Зная это, «Игра в классики» смеется над своим автором: когда Морелли, самого таинственного персонажа этого «антиромана», в квартире которого собирается «Клуб змеи», сбивает машина, кто-то из зевак кричит: сообщите семье! Знает ли семья? На что кто-то из знакомых Морелли резонно отвечает: «Откуда у него взяться семье? Он же писатель!».
«Переписка» состоит из 64 посланий, относящихся к 1960 — 1965 годам, тому самому времени, когда Кортасар только-только выныривал из неизвестности (работа учителем, писание сонетов) и захолустья.
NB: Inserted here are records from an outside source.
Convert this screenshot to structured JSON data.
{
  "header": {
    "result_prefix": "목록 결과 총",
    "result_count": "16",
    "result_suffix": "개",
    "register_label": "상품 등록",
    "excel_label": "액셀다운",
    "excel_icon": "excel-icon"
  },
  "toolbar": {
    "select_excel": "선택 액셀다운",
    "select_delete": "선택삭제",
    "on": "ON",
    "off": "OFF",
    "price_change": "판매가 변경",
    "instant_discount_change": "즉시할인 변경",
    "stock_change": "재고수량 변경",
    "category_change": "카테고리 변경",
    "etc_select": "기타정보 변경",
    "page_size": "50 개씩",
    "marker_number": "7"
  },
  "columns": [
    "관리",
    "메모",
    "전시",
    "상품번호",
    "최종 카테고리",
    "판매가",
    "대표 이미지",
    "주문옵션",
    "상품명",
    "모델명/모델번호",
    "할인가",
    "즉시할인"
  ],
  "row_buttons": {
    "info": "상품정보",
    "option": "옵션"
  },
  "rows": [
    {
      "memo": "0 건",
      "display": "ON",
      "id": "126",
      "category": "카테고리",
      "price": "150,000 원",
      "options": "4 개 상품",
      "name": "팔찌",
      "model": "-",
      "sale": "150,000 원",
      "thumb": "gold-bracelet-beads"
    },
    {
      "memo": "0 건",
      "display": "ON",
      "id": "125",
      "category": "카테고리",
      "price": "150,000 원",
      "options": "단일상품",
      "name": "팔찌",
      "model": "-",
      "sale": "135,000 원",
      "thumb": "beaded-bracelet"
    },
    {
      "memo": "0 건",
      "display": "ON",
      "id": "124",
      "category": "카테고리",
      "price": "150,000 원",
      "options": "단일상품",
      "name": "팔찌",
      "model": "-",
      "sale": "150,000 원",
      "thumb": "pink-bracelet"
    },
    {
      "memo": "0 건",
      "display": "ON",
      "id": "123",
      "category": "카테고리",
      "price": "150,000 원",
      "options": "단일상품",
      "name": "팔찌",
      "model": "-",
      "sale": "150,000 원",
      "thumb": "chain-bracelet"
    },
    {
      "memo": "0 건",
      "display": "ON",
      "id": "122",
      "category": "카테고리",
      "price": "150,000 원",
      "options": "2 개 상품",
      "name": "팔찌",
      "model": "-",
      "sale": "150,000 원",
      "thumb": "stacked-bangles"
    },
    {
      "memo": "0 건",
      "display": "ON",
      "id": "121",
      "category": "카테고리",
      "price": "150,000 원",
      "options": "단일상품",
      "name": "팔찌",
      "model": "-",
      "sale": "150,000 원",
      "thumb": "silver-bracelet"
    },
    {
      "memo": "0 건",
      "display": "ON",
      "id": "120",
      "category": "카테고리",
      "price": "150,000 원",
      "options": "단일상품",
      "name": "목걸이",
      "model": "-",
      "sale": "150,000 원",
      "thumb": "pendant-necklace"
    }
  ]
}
Теперь он в Париже, работает в ЮНЕСКО, хотя и на хлопотной работе, далекой от его творческих и человеческих (впрочем, разве это не одно и тоже?) интересов, но тем не менее позволяющей писать ему сначала рассказы (кажется, именно тогда он придумывает хронопов), а затем и свои более объемные, судьбоносные книги.
Переписка развивается параллельно биографии и воплощенности таланта. Драматургическое напряжение возникает оттого что Кортасар пишет все лучше и лучше, причем как книги, так и письма. Предложения об изданиях и переводах сыплются на него со всех сторон (мода на латиноамериканский «магический реализм» все прибывает и прибывает), хотя ему этого мало и мало.
«Персонажи „Игры в классики” идут навстречу собственному поражению с той иронией, в которой можно угадать их тайное торжество. На этой отуманенной территории, где они движутся, любовь, ревность и милосердие как бы дьявольски подчинены прямо противоположному знаку, и тут психологическая причинность в полной растерянности сдает свои позиции, эти существа в своих встречах и невстречах не подозревают, что с каждой новой фигурой их танца они все ближе и ближе к конечной мутации...».